Der nächste Termin zwischen Siemens-Vorstand und den Arbeitnehmervertretern wird die Gesamtbetriebsratssitzung am 23. Juli sein, an der Personalvorstand Russwurm teilnehmen wird.

Seit Anfang des Jahres ist das Siemens-Kerngeschäft nicht mehr in Geschäftsbereiche, sondern in die drei Sektoren Industry, Energy und Healthcare aufgeteilt. In Folge der Neuaufstellung seien "intern viele Synergien" zu heben, so Siemens.

Siemens kündigte neben den Restrukturierungen und der Straffung der Verwaltungskosten zudem den Verkauf der Dienstleistungstochter Segment Industrie Montage Services (SIMS) an.

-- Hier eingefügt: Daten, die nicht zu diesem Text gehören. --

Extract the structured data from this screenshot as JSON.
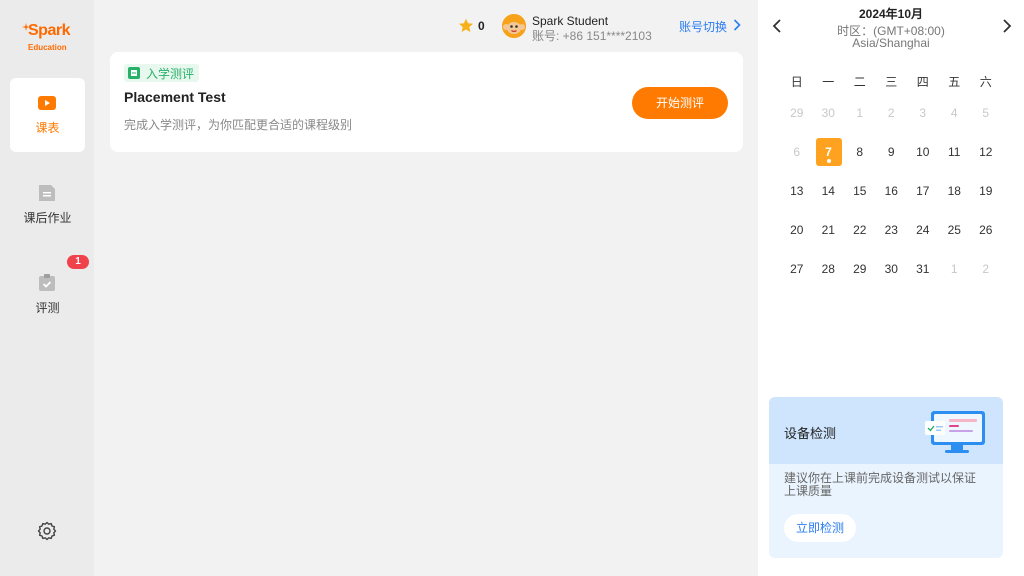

SIMS beschäftigt rund 1.200 Mitarbeiter an 35 Standorten in Deutschland. In der SIMS sind überwiegend Monteure und Servicemitarbeiter beschäftigt, die den Einsatz der elektrotechnischen Siemens-Produkte und Systeme bei Industrieprojekten planen, in Betrieb setzen und Reparatur- und Wartungsarbeiten ausführen. Hier werde nun nach der Veröffentlichung der Pläne begonnen, nach einem Käufer für SIMS zu suchen, so Russwurm.

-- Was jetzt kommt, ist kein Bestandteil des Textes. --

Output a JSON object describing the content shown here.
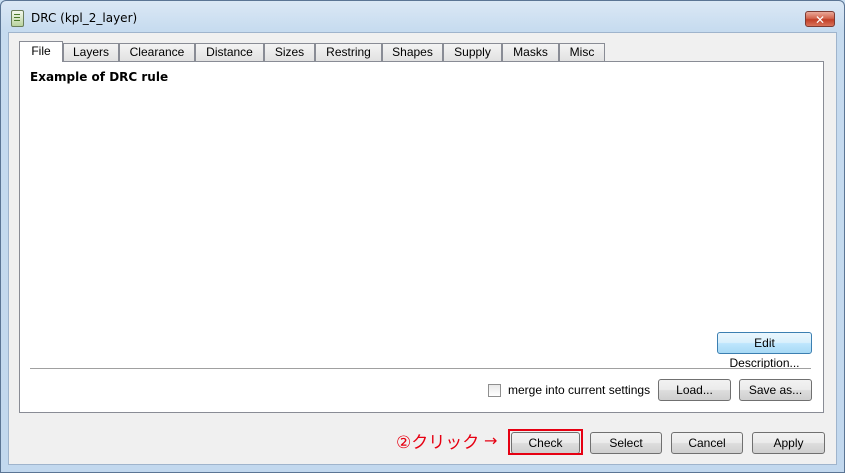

Bei den Restrukturierungsprojekten im Kerngeschäft entfällt der größte Teil der geplanten Stellenstreichungen auf die Division Mobility. Insgesamt sollen hier vornehmlich in Europa 2.500 Stellen wegfallen, davon 700 in Verwaltung und Vertrieb und rund 1.800 im Bereich Engineering und Fertigung. Die Restrukturierung erfolge im Rahmen des Effizienzsteigerungsprogramms Mobility in Motion, das Siemens im April angekündigt hatte. Hier sollen Struktur, Organisation und Portfolio der Division analysiert sowie Maßnahmen zur Kostenverbesserung definiert werden. Die Umsetzung von Mobility soll früheren Angaben zufolge spätestens im Oktober 2008 und damit mit Beginn des neuen Geschäftsjahres 2008/09 starten.

Im Industry-Sektor, zu dem die Mobility-Divison gehört, sollen in Vertrieb und Verwaltung insgesamt 3.950 Stellen abgebaut werden und durch Restrukturierungsmaßnahmen insgesamt 2.400 Stellen wegfallen. Der Industry-Sektor ist der nach Umsatz größte Siemens-Sektor. Im zweitgrößten Sektor Energy sollen im SG&A-Bereich ebenfalls 3.950 Arbeitsplätze gestrichen werden. Restrukturierungen sind hier den Angaben zufolge aber nicht geplant.

Im Healthcare-Sektor sollen in verwaltungsnahen Funktionen 1.550 Stellen abgebaut werden. Hinzu kommen "maximal rund 1.250 Stellen" in Folge von Restrukturierungen, die vor allem in den Divisionen Imaging & IT sowie Workflow & Solutions durchgeführt werden.

Die Siemens-Aktie notiert in einem schwächeren Gesamtmarkt am Dienstagnachmittag 0,9% im Minus bei 70,16 EUR.